Face aux perturbations ayant profondément affecté le déroulement normal de l’année scolaire, le Gouvernement gabonais engage une réponse structurée et pragmatique : le réaménagement du calendrier scolaire afin de rattraper les retards accumulés et sécuriser le parcours des apprenants, en particulier ceux des classes d’examen.
C’est dans cette optique que la Ministre d’État, Ministre de l’Éducation Nationale et de l’Instruction civique, Mme Camelia Ntoutoume Leclercq, a présidé, le samedi 31 janvier 2026, une réunion stratégique du Comité Technique Interministériel Tripartite, tenue dans le cadre du Comité des Directions (CODIR).
Un réaménagement dicté par des dysfonctionnements structurels
Contrairement à une simple lecture technique, le réaménagement du calendrier scolaire ne relève pas d’un ajustement cosmétique.

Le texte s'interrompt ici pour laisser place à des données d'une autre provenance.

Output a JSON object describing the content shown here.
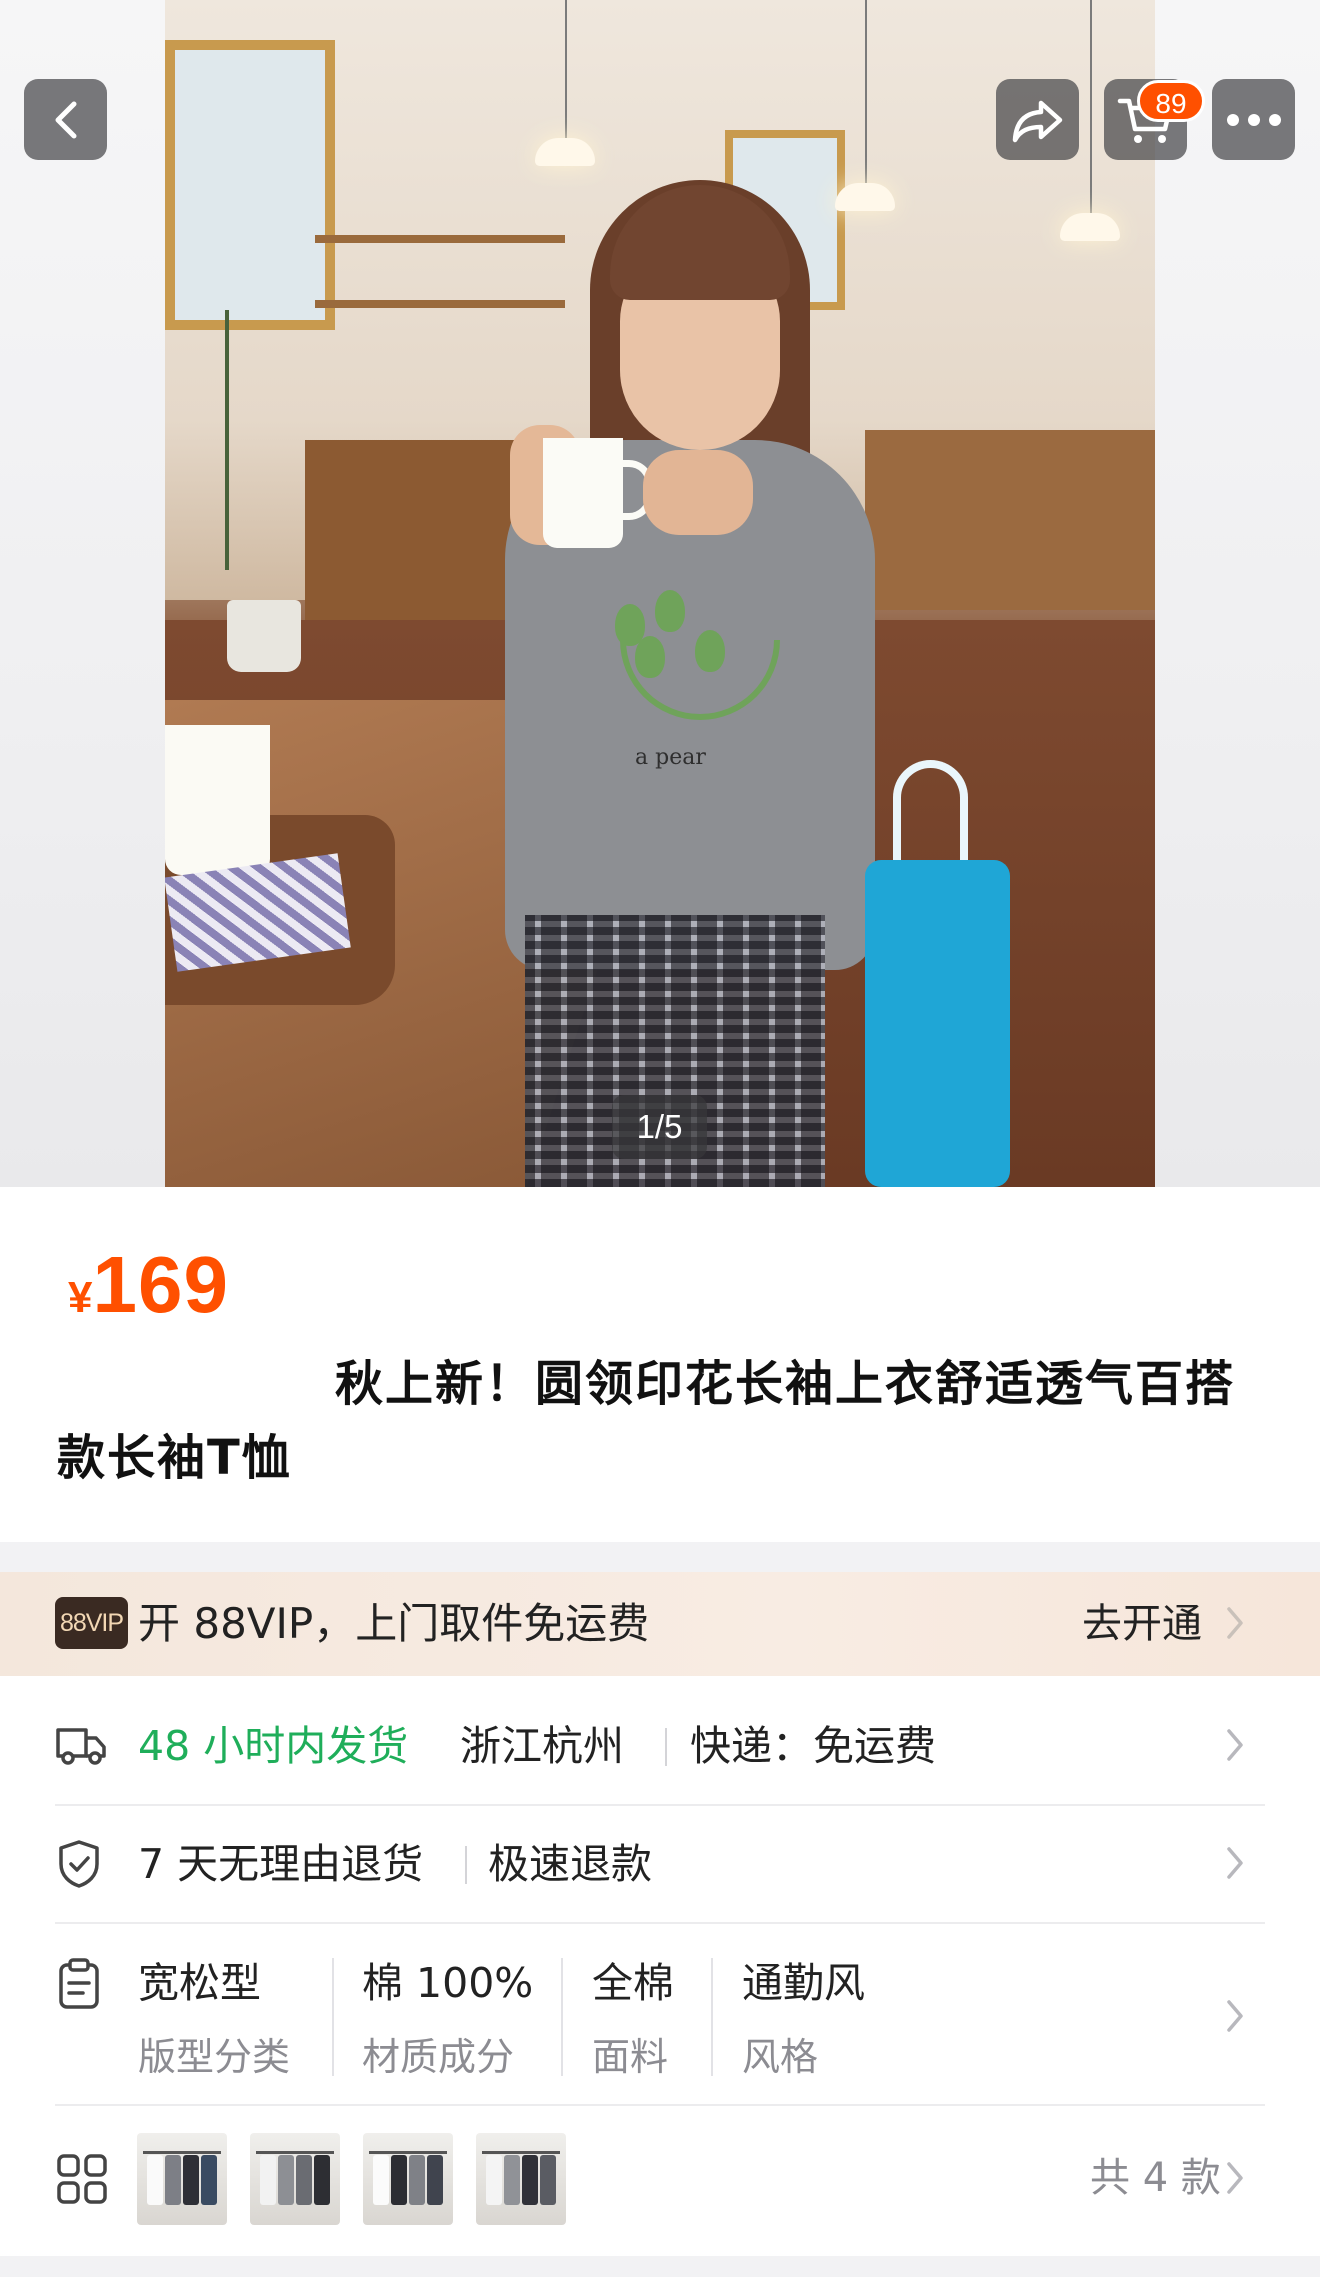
{
  "header": {
    "cart_count": "89",
    "image_counter": "1/5"
  },
  "product": {
    "currency": "¥",
    "price": "169",
    "title": "秋上新！圆领印花长袖上衣舒适透气百搭款长袖T恤"
  },
  "vip_bar": {
    "badge": "88VIP",
    "text": "开 88VIP，上门取件免运费",
    "action": "去开通"
  },
  "shipping": {
    "delivery": "48 小时内发货",
    "origin": "浙江杭州",
    "express": "快递：免运费"
  },
  "returns": {
    "policy": "7 天无理由退货",
    "refund": "极速退款"
  },
  "attributes": [
    {
      "value": "宽松型",
      "label": "版型分类"
    },
    {
      "value": "棉 100%",
      "label": "材质成分"
    },
    {
      "value": "全棉",
      "label": "面料"
    },
    {
      "value": "通勤风",
      "label": "风格"
    }
  ],
  "variants": {
    "count_text": "共 4 款"
  },
  "colors": {
    "accent": "#ff5000",
    "green": "#1fae5a",
    "vip_bg": "#f4e7dc"
  }
}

Il est la conséquence directe de dysfonctionnements structurels persistants qui ont fragilisé l’équilibre du système éducatif.
Parmi les causes identifiées figurent les tensions sociales récurrentes, les régularisations administratives tardives, un déficit d’anticipation dans la gestion des échéances scolaires, ainsi qu’un enchaînement de mouvements d’humeur au sein des établissements. Autant de facteurs qui ont progressivement grippé la machine éducative, rendant inévitable une refonte du planning scolaire pour éviter une année compromise.
Rattraper le retard sans sacrifier la qualité
Au cœur des travaux, la validation d’un nouveau calendrier scolaire réaménagé s’est imposée comme l’axe prioritaire. L’objectif est clair : rattraper le temps perdu tout en préservant la qualité des apprentissages, notamment pour les élèves en classe d’examen, dont les échéances académiques sont déterminantes.
Ce calendrier revisité a donc pour objectif de restaurer la continuité pédagogique, à sécuriser les évaluations certificatives et à offrir aux apprenants un cadre stabilisé, indispensable à la réussite scolaire.
Pour valider les options retenues, l’État s’est appuyé sur l’expertise de spécialistes nationaux, avec l’appui technique du Bureau de l’UNESCO à Libreville. L’enjeu est majeur : s’assurer que les mesures de rattrapage respectent les standards pédagogiques internationaux et ne se limitent pas à une simple compression mécanique des programmes.
La présence de l’agence onusienne vise ainsi à renforcer la crédibilité technique des arbitrages opérés, tout en garantissant que l’intensification des enseignements reste compatible avec les exigences de qualité, d’équité et de cohérence pédagogique.
La réunion a aussi permis de dresser le bilan des activités du Comité Technique Tripartite. Celui-ci met en évidence des avancées notables en matière de gouvernance, tout en identifiant les défis persistants appelant des réponses structurelles et concertées.
Parmi les points marquants figure la transmission de 943 fiches bleues aux enseignants issus des Confessions religieuses, une étape significative en faveur de l’équité, de la reconnaissance professionnelle et de la stabilisation du corps enseignant.
Ouverte à 18h45, la session du CODIR s’est achevée à 00h25, traduisant l’intensité des échanges et l’urgence des décisions prises.
À travers ce réaménagement assumé du calendrier scolaire, le Gouvernement fait le choix du réalisme et de la responsabilité, avec une priorité clairement affichée : sauver l’année scolaire, protéger l’avenir des élèves et restaurer la crédibilité du système éducatif gabonais dans un contexte particulièrement éprouvant.